I am trying to solve a multi-class single-label document classification problem assigning a single class to a document. Documents are domain-specific technical documents, with technical terms:
- Train: I have 19 classes with a single document in each class.
- Target: I have 77 documents without labels I want to classify to the 19 known classes.
- Documents have between 60-3000 tokens after pre-processing.
- My entire corpus (19+77 documents) have 65k terms (uni/bi/tri-grams) with 4.5k terms in common (between train and target)
Currently, I am vectorizing documents using a tf-idf vectorizer and reducing dimensions to common terms.
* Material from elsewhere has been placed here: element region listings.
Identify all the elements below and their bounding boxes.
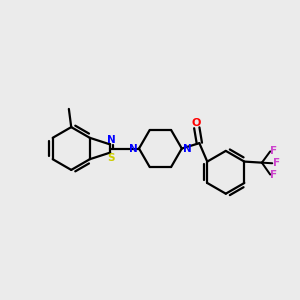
Text: F: F: [271, 146, 278, 156]
Text: N: N: [106, 135, 116, 145]
Text: F: F: [271, 169, 278, 180]
Text: O: O: [191, 118, 201, 128]
Text: F: F: [273, 158, 280, 168]
Text: N: N: [129, 143, 138, 154]
Text: S: S: [107, 153, 115, 163]
Text: N: N: [183, 143, 191, 154]
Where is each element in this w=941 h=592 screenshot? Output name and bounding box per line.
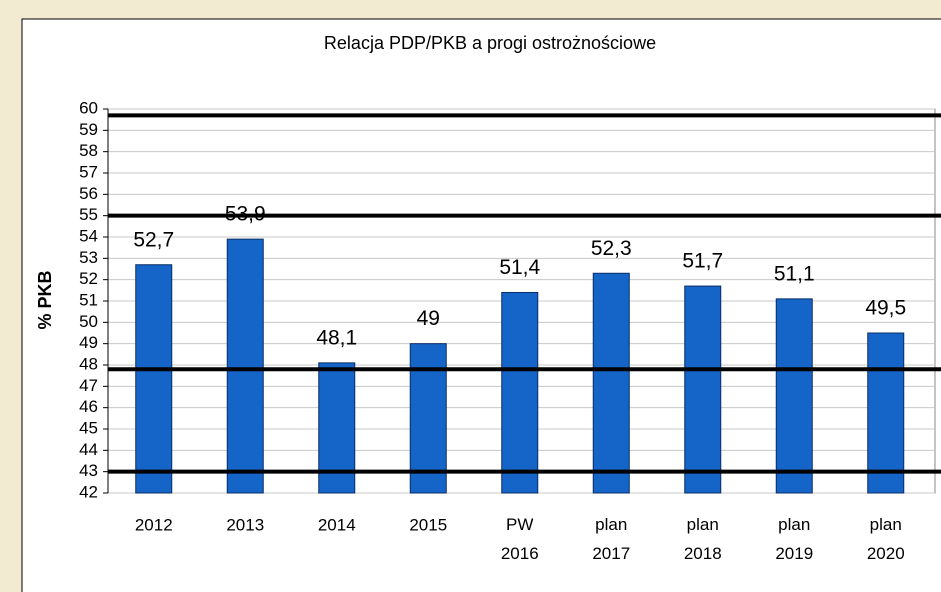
y-tick-label: 55: [79, 205, 98, 224]
x-tick-label: plan 2020: [867, 515, 905, 563]
bar: [867, 332, 905, 494]
x-tick-label-line: 2018: [684, 544, 722, 563]
x-tick-label-line: PW: [506, 515, 533, 534]
value-label: 51,4: [499, 256, 540, 279]
x-tick-label-line: plan: [595, 515, 627, 534]
value-label: 48,1: [316, 326, 357, 349]
bar: [775, 298, 813, 494]
x-tick-label: PW 2016: [501, 515, 539, 563]
x-tick-label: plan 2017: [592, 515, 630, 563]
y-tick-label: 51: [79, 290, 98, 309]
x-tick-label-line: plan: [778, 515, 810, 534]
y-tick-label: 49: [79, 333, 98, 352]
chart-title: Relacja PDP/PKB a progi ostrożnościowe: [324, 33, 656, 53]
y-tick-label: 54: [79, 226, 98, 245]
x-tick-label-line: 2019: [775, 544, 813, 563]
bar: [592, 272, 630, 494]
x-tick-label-line: 2017: [592, 544, 630, 563]
x-tick-label: plan 2018: [684, 515, 722, 563]
bar: [684, 285, 722, 494]
y-tick-label: 44: [79, 440, 98, 459]
value-label: 51,7: [682, 250, 723, 273]
x-tick-label-line: 2016: [501, 544, 539, 563]
y-tick-label: 57: [79, 162, 98, 181]
y-tick-label: 59: [79, 120, 98, 139]
value-label: 49: [417, 307, 440, 330]
x-tick-label-line: 2020: [867, 544, 905, 563]
y-tick-label: 58: [79, 141, 98, 160]
y-tick-label: 60: [79, 98, 98, 117]
x-tick-label: 2014: [318, 515, 356, 534]
value-label: 52,7: [133, 228, 174, 251]
y-tick-label: 47: [79, 376, 98, 395]
y-tick-label: 46: [79, 397, 98, 416]
bar: [226, 238, 264, 494]
y-tick-label: 45: [79, 418, 98, 437]
y-tick-label: 48: [79, 354, 98, 373]
y-tick-label: 56: [79, 184, 98, 203]
value-label: 52,3: [591, 237, 632, 260]
x-tick-label: 2015: [409, 515, 447, 534]
bar: [135, 264, 173, 494]
x-tick-label: 2013: [226, 515, 264, 534]
y-tick-label: 50: [79, 312, 98, 331]
x-tick-label: plan 2019: [775, 515, 813, 563]
y-tick-label: 42: [79, 482, 98, 501]
y-tick-label: 52: [79, 269, 98, 288]
y-tick-label: 53: [79, 248, 98, 267]
bar: [501, 291, 539, 494]
x-tick-label-line: plan: [687, 515, 719, 534]
x-tick-label: 2012: [135, 515, 173, 534]
value-label: 49,5: [865, 297, 906, 320]
value-label: 51,1: [774, 262, 815, 285]
x-tick-label-line: plan: [870, 515, 902, 534]
y-axis-label: % PKB: [35, 270, 55, 329]
y-tick-label: 43: [79, 461, 98, 480]
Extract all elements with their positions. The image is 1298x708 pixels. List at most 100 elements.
Then doing a cosine similarity between train and target.
I am wondering if there is a better way? I cannot use sklearn classifiers due to a single document in each class in train. Any ideas on a possible improvement/direction? Especially:
- Does it make sense to use word-embeddings/doc2vec given the small corpus?
- Does it make sense to generate synthetic train data from the terms in the training set?
- Any other ideas?
Thanks in advance!
Good to see that you've considered the usual strategies - generating synthetic data, pretrained word embeddings - for a semisupervised text classification scenario. Unfortunately, since you only have one training example per class, no matter how good your feature extraction or how effective your data generation, the classifier you train will almost certainly not generalize. You need more (real) labelled data.